Le baptême donné par Jean-Baptiste dans les eaux du Jourdain, comme celui donné par les apôtres dans l’Esprit Saint, impliquent une confession de foi et des engagements. Et s’il n’est plus obligatoire, que deviennent les engagements qui en découlent, et qui en sera témoin ?
A ce point de mon questionnement, que puis-je dire à Marie à propos du baptême qu’elle va recevoir dimanche prochain ?
Remarquez, elle ne m’a encore rien demandé ; et je fais confiance à ses éducateurs spirituels pour lui en avoir doctement et justement parlé. De toute façon, à 15 ans et demi, elle ne peut qu’en savoir plus et être plus motivée que moi ! Quand-même, 15 ans et demi, c’est jeune en regard d’un symbole aussi fort et chargé de sens que le baptême !
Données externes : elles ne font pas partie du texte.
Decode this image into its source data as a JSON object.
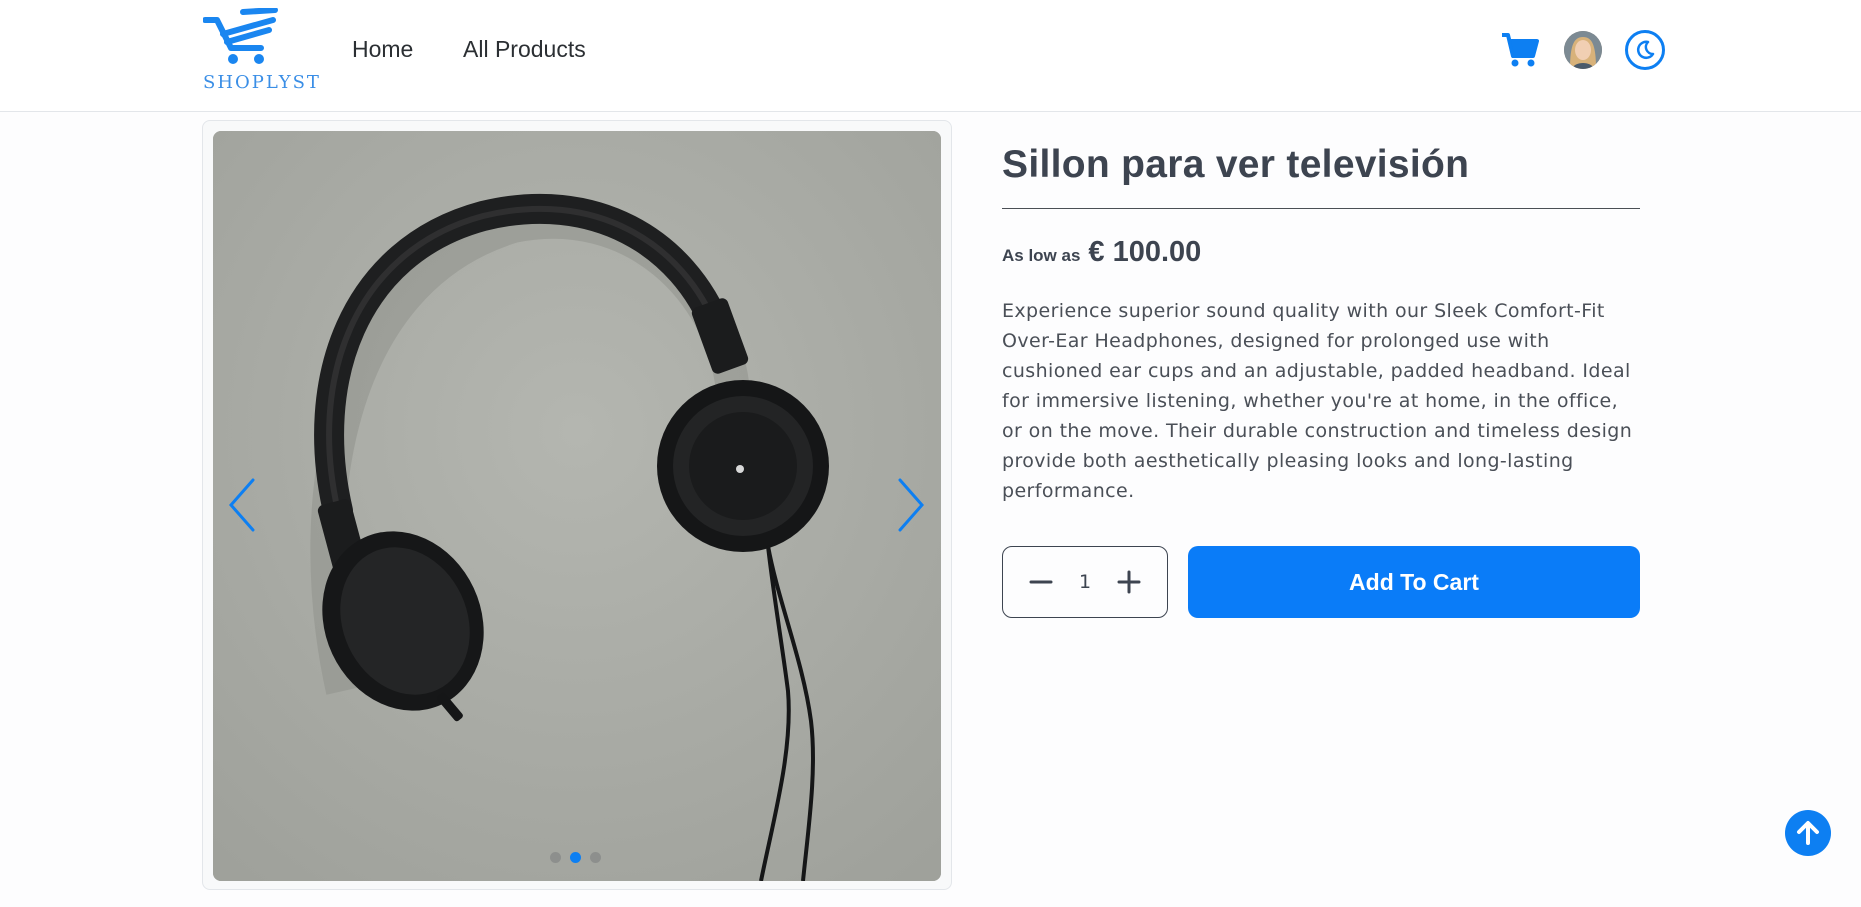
{
  "brand": {
    "name": "SHOPLYST",
    "logo_icon": "shopping-cart-logo-icon"
  },
  "nav": {
    "home_label": "Home",
    "products_label": "All Products"
  },
  "header_icons": {
    "cart": "cart-icon",
    "avatar": "user-avatar",
    "theme_toggle": "moon-icon"
  },
  "product": {
    "title": "Sillon para ver televisión",
    "price_prefix": "As low as",
    "price": "€ 100.00",
    "description": "Experience superior sound quality with our Sleek Comfort-Fit Over-Ear Headphones, designed for prolonged use with cushioned ear cups and an adjustable, padded headband. Ideal for immersive listening, whether you're at home, in the office, or on the move. Their durable construction and timeless design provide both aesthetically pleasing looks and long-lasting performance.",
    "quantity": "1",
    "add_to_cart_label": "Add To Cart"
  },
  "carousel": {
    "slide_count": 3,
    "active_index": 1
  },
  "colors": {
    "accent": "#0a7cf8",
    "text": "#3d4450"
  }
}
Eh bien je commencerai par écouter sa confession de foi personnelle ; et à partir de là je trouverai peut-être le moyen de lui en faire dire davantage sur sa motivation.
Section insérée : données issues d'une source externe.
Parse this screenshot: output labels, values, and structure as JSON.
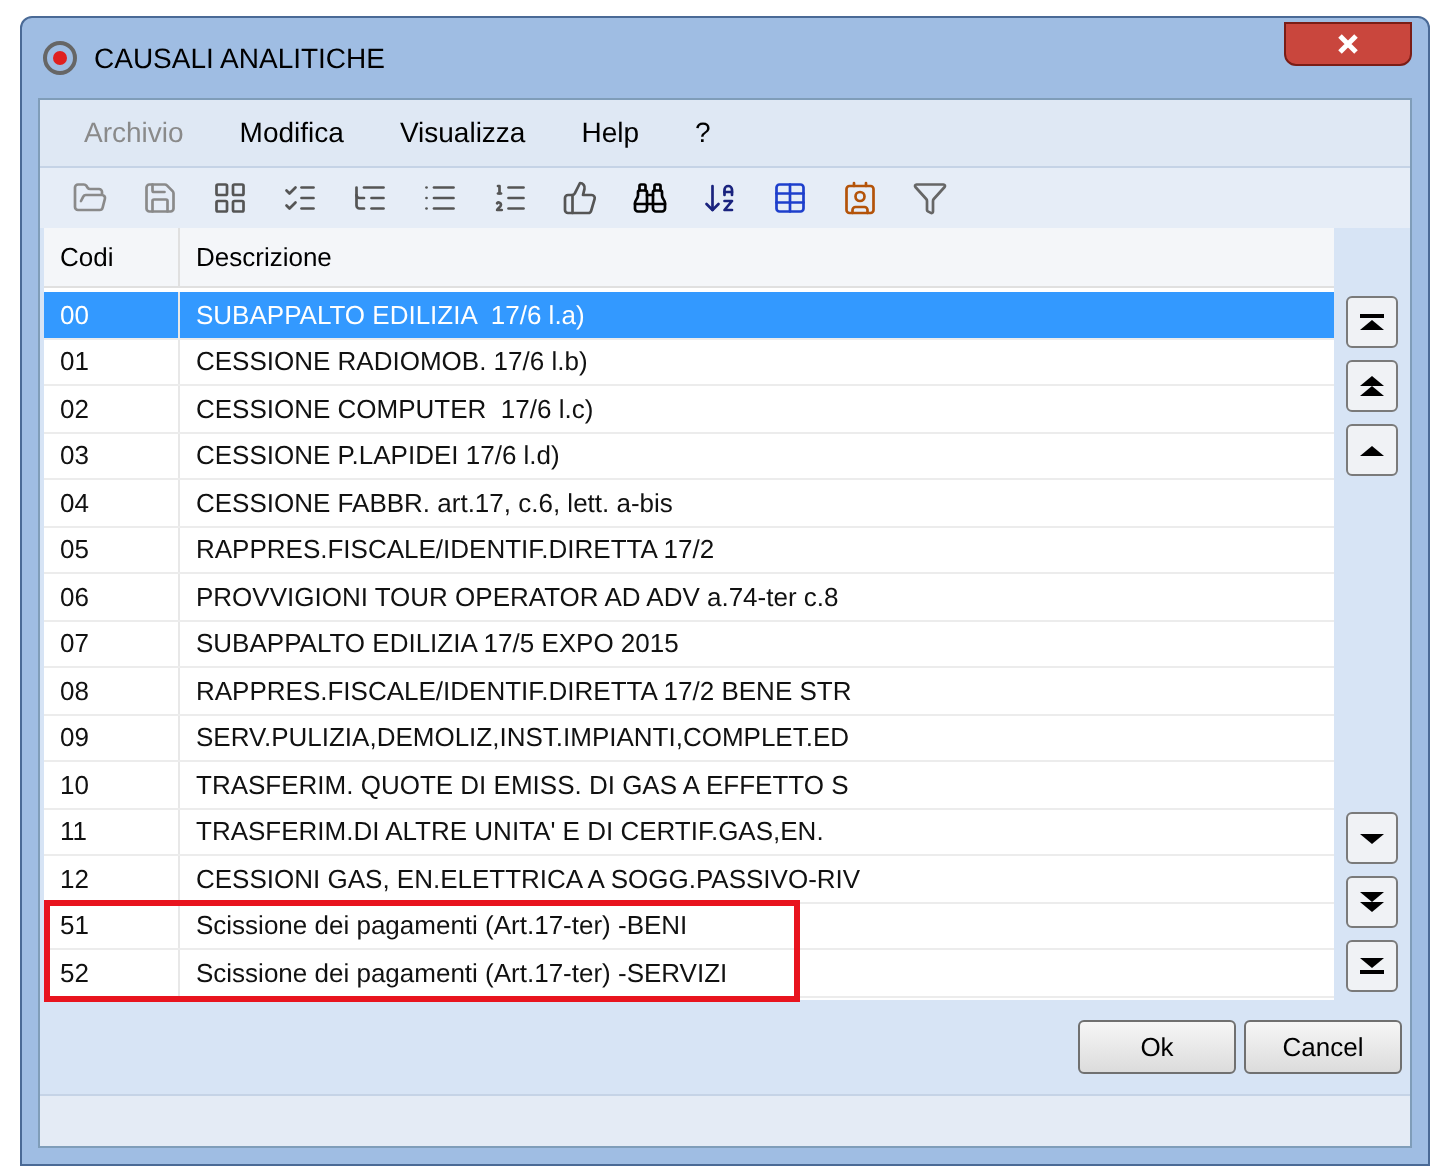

Ce qu’en tout cas j’aimerais pouvoir lui faire comprendre, le cas échéant, si besoin était, c’est qu’il n’est nullement besoin d’avoir tout compris du baptême pour le recevoir, parce qu’il est avant tout un acte de foi, de confiance. Si je crois que 'Jésus est le Seigneur', et si je veux sincèrement essayer de le suivre, et m’efforcer de vivre selon son enseignement, alors je dois commencer par ce que Jésus lui-même a fait au tout début de son ministère : son 1er geste d’envoyé de Dieu, son 1er acte de Fils de Dieu, la 1ère manifestation de l’incarnation, être baptisé.
Je dirais encore à ma petite fille que le baptême a plusieurs significations qui sont autant de raisons de demander le baptême ; des significations qui donnent souvent lieu à de savantes controverses au sein-même des Eglises, depuis qu’il a été institué par Jésus, mais qu’en fin de compte c’est l’Evangile tout entier et lui seul qui explique parfaitement et complètement le baptême.
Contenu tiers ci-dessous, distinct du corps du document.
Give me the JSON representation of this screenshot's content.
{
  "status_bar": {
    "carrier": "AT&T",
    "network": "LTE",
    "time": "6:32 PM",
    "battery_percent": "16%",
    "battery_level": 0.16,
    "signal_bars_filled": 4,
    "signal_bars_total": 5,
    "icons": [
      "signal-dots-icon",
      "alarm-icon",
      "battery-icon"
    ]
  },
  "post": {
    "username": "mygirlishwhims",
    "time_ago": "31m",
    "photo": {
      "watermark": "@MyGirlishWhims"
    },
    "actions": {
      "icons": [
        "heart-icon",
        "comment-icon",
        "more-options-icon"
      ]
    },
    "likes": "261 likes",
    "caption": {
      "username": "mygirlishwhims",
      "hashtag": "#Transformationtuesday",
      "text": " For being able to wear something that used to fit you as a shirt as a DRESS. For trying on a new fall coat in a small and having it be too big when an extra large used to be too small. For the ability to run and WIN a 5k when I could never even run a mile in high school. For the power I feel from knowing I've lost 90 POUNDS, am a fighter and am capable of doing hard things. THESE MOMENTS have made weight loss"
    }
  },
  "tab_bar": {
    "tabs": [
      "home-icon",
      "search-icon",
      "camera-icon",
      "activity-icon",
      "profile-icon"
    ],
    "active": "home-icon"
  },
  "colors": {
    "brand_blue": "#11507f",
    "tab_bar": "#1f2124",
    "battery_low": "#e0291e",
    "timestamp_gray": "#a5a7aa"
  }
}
Je lui dirais enfin qu’en réalité une seule raison est suffisante pour être baptisé, une raison qui ne relève d’aucune théologie ni d’aucune disposition spirituelle particulière :Jésus a voulu, demandé et reçu, le baptême. Avec le baptême, il a reçu l’Esprit Saint, et l’attestation qu’il est Fils de Dieu. C’est ce même baptême et ce même Esprit qu’ont reçu, après lui, à partir de la 1ère Pentecôte, tous ceux qui ont cru en lui et ont voulu témoigner de leur foi en lui.
Ayant ainsi reçu un seul et même Esprit, ils forment un seul corps, l’Eglise, auquel tu appartiens désormais toi aussi, par ton baptême. Ce corps n’est ni une association, ni un club, ni un parti, ni un syndicat, ni une confrérie, mais une communauté d’amis où l’on s’aime, et où l’on est libre tout en étant solidaires les uns des autres par l’ amour ; un amour qui a ceci de particulier : il vient de Dieu.
Tout le reste tu l’apprendras, le comprendras, et à ton tour le transmettras, tout au long de ta vie de membre de l’Eglise, de disciple de J-C. car tu as été choisie pour cela. Ne crois pas en effet que tu aies choisi de suivre le Christ. C’est lui qui t’a choisie. Ne le déçois pas.